O coordenador da Cooxupé diz que Alpinópolis só não pruduz mais café tipo exportação devido a um problema de falta de infra-estrutura das "usinas de preparo" que prejudica o manejo do produto e, conseqüentemente, a sua qualidade. "O maior problema que anda ocorrendo em Alpinópolis é em relação aos terreiros para secagem. Eles são pequenos e muitas vezes inadequados. Ainda tem produtor secando café em lonas e terreiros de terra batida, o que interfere negativamente no tipo de bebida e em seu preço final. O ideal são terreiros concretados com cimento liso. Existem muitos casos por exemplo, onde o produtor colhia 200 sacas, dobrou sua produção mas o terreiro continuou do mesmo tamanho e fora das normas", salienta Garcia. "O café sai da lavoura em condições normais, mas, em 95% das ocorrências, a bebida é perdida no terreiro, onde há acúmulo de produto".

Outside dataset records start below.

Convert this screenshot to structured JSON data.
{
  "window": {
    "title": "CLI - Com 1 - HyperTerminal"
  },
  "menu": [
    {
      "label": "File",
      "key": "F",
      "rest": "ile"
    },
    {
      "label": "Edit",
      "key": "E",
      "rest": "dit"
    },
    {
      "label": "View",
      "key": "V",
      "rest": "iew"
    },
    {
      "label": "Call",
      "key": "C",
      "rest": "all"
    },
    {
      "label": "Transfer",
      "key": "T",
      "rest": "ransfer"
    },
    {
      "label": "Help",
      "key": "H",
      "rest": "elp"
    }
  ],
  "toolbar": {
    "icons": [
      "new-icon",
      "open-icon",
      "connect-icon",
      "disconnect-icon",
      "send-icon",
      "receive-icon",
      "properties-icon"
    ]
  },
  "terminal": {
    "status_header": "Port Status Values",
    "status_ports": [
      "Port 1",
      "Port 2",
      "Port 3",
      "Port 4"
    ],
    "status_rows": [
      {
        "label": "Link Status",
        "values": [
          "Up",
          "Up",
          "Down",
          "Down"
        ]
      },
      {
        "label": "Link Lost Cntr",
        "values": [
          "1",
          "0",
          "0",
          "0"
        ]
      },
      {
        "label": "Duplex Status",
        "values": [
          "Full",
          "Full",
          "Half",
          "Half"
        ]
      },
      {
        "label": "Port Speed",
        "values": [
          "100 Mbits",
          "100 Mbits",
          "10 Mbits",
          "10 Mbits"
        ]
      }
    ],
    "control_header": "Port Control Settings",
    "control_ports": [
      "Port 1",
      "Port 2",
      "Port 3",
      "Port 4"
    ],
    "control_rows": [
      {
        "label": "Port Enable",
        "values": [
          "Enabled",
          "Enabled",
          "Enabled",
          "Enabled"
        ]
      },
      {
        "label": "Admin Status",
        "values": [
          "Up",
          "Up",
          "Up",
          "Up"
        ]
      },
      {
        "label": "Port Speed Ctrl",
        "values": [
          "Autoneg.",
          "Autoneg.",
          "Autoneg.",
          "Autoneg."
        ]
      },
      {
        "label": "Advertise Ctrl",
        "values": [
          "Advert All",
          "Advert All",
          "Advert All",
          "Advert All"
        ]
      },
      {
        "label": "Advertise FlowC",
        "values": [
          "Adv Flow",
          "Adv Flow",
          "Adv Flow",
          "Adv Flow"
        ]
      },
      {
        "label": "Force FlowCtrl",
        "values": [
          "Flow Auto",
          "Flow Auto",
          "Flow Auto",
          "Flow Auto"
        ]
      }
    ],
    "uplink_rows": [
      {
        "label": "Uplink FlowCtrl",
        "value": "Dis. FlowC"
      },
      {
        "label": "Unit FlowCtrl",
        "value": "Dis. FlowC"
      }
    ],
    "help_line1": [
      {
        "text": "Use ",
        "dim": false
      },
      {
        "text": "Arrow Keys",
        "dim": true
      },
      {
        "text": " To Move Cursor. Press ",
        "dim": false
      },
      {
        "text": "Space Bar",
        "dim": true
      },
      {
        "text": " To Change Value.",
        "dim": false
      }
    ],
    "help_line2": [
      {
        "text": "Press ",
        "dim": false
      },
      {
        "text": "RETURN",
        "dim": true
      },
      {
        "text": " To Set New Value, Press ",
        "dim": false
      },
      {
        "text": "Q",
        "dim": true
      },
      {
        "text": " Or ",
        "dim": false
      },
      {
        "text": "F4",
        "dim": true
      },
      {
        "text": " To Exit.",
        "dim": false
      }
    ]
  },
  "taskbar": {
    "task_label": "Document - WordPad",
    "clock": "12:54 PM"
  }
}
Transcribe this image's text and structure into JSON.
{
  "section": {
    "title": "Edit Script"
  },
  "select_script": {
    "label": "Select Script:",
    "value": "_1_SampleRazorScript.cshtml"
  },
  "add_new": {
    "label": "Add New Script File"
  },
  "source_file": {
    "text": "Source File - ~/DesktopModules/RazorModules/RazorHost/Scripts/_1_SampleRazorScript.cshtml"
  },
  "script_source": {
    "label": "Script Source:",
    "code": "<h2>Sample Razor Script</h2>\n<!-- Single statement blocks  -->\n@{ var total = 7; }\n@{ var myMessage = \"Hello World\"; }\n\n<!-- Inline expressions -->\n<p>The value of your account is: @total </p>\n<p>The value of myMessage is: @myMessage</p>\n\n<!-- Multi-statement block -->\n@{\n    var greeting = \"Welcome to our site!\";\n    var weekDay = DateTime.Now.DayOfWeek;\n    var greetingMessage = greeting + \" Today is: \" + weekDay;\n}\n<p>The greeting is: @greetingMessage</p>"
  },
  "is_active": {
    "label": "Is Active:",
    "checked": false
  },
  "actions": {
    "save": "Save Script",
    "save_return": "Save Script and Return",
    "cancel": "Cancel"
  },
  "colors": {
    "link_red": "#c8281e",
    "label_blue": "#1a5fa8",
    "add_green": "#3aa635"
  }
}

Outro problema identificado pelo coordenador diz respeito ao manejo. De acordo com Garcia é necessário mexer o café de 10 a 12 vezes ao dia. "É preciso que o produtor, mesmo que seja na agricultura familiar, contrate um ajudante para fazer este serviço na época da colheita, caso ele não tenha como realizar o serviço". Garcia diz também que o produtor tem conhecimento do problema e está consciente, mas o mais difícil é mudar um sistema tradicional já instalado na região. Garcia observa que o produtor tem uma grande dificuldade em inovar e tem a tendência de seguir os modelos utilizados pelos antecessores.


A coordenação do núcleo em Alpinópolis está iniciando um planejamento para atuar junto à Prefeitura Municipal e Sindicato dos Produtores através de um trabalho de mobilização e informação em benefício de toda a cadeia produtiva do café. "A Cooxupé está imbuída na qualidade porque esta é uma exigência do mercado. É preciso que o produtor dê um passo em direção à cooperativa. Nosso objetivo é ser parceiro dos produtores na busca pela qualidade do café e estamos à disposição para dar todo o suporte. Solo e clima a gente tem, é preciso melhorar as "usinas de preparo" para que o nosso café ganhe cada vez mais o mercado externo", conclui.